Transformation and signal-separation neural networks

This chapter presents transformation and signal-separation neural networks into three parts: the first part describes the neurodynamical aspects of neural networks, the second part deals with principal component analysis (PCA) and with related neural networks, and the third part deals with independent component analysis (ICA) and neural architectures performing signal separation. Neural networks are excellent candidates for feature extraction and selection and also for signal separation. The underlying architectures mostly employ unsupervised learning algorithms and are viewed as nonlinear dynamical systems. Several neural network models such as the generalized Hebbian algorithm, adaptive principal component extraction, and the linear and nonlinear Oja's algorithms are reviewed. As an application for principal component analysis, the emerging area of medical image coding is chosen.
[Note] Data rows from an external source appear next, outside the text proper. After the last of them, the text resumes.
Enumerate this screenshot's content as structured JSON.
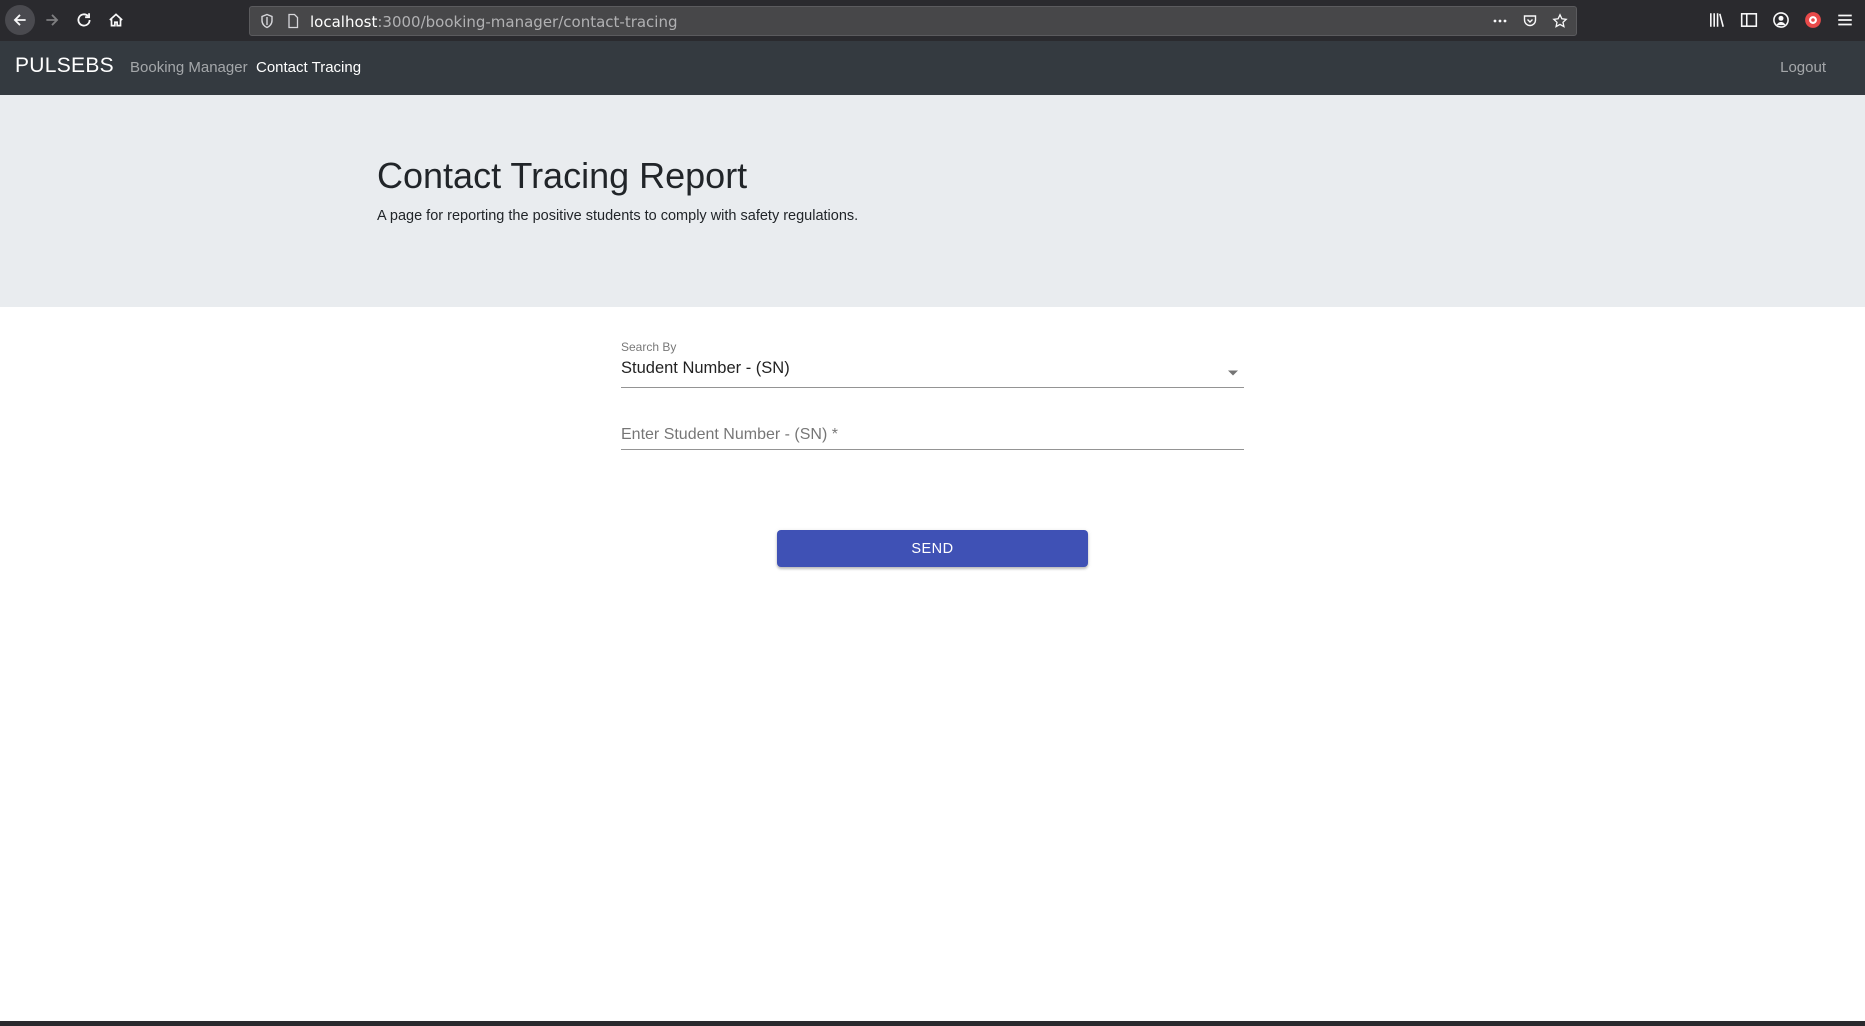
{
  "browser": {
    "url_host": "localhost",
    "url_path": ":3000/booking-manager/contact-tracing",
    "icons": {
      "back": "arrow-left",
      "forward": "arrow-right",
      "reload": "reload",
      "home": "home",
      "shield": "shield",
      "page": "page",
      "more": "ellipsis",
      "pocket": "pocket",
      "bookmark": "star",
      "library": "library",
      "sidebar": "sidebar",
      "account": "account",
      "extension": "extension",
      "menu": "hamburger"
    }
  },
  "navbar": {
    "brand": "PULSEBS",
    "links": [
      {
        "label": "Booking Manager",
        "active": false
      },
      {
        "label": "Contact Tracing",
        "active": true
      }
    ],
    "logout_label": "Logout"
  },
  "header": {
    "title": "Contact Tracing Report",
    "subtitle": "A page for reporting the positive students to comply with safety regulations."
  },
  "form": {
    "search_by_label": "Search By",
    "search_by_value": "Student Number - (SN)",
    "input_placeholder": "Enter Student Number - (SN) *",
    "input_value": "",
    "send_label": "SEND"
  },
  "colors": {
    "navbar_bg": "#343a40",
    "jumbotron_bg": "#e9ecef",
    "primary_button": "#3f51b5"
  }
}
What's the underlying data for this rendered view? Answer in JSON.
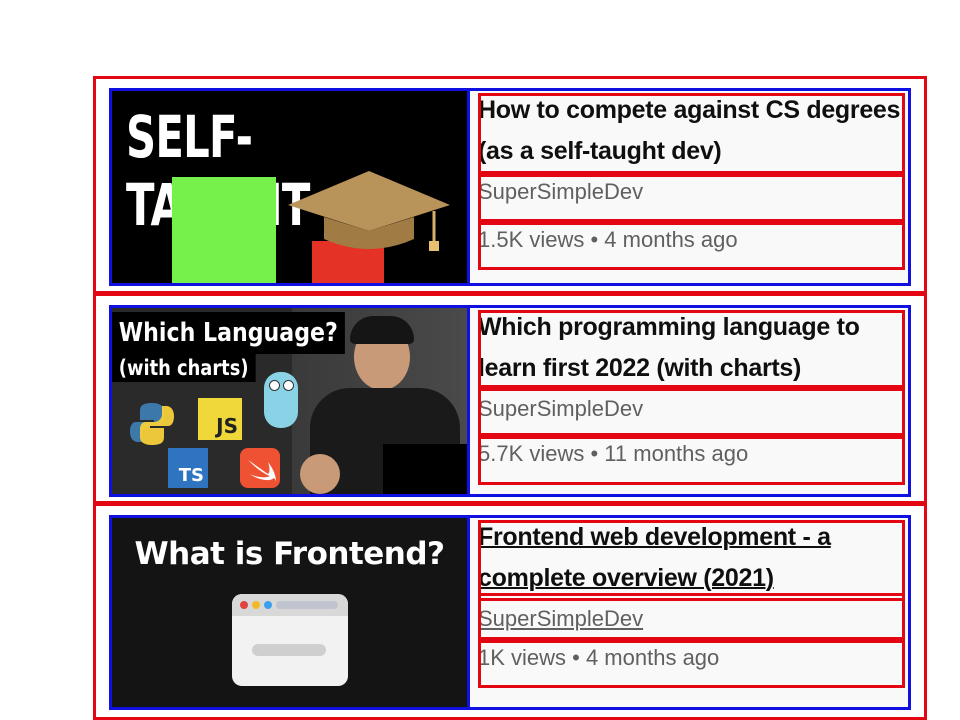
{
  "videos": [
    {
      "title": "How to compete against CS degrees (as a self-taught dev)",
      "channel": "SuperSimpleDev",
      "stats": "1.5K views • 4 months ago",
      "thumbnail": {
        "headline": "SELF-TAUGHT"
      }
    },
    {
      "title": "Which programming language to learn first 2022 (with charts)",
      "channel": "SuperSimpleDev",
      "stats": "5.7K views • 11 months ago",
      "thumbnail": {
        "headline": "Which Language?",
        "subheadline": "(with charts)",
        "badges": [
          "JS",
          "TS"
        ]
      }
    },
    {
      "title": "Frontend web development - a complete overview (2021)",
      "channel": "SuperSimpleDev",
      "stats": "1K views • 4 months ago",
      "thumbnail": {
        "headline": "What is Frontend?"
      }
    }
  ],
  "colors": {
    "outer_outline": "#e30613",
    "inner_outline": "#1010e0",
    "title_text": "#0f0f0f",
    "meta_text": "#606060"
  }
}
ICA is gaining importance in artifact separation in medical imaging. The chapter reviews the most important algorithms for ICA such as the Infomax, FastICA, and topographic ICA. Imaging brain dynamics is becoming the key to the understanding of cognitive processes associated with the human brain. The chapter describes artifact separation based on ICA for two modalities of imaging brain dynamics, magnetoencephalographic recordings and the functional magnetic resonance imaging. The chapter examines two unsupervised learning laws: signal Hebbian learning law and competitive learning law or Grossberg law. It also presents neural network architectures that extract the principal components in a self-organized manner and discusses the PCA-type neural networks by examining their use for solving medical image coding.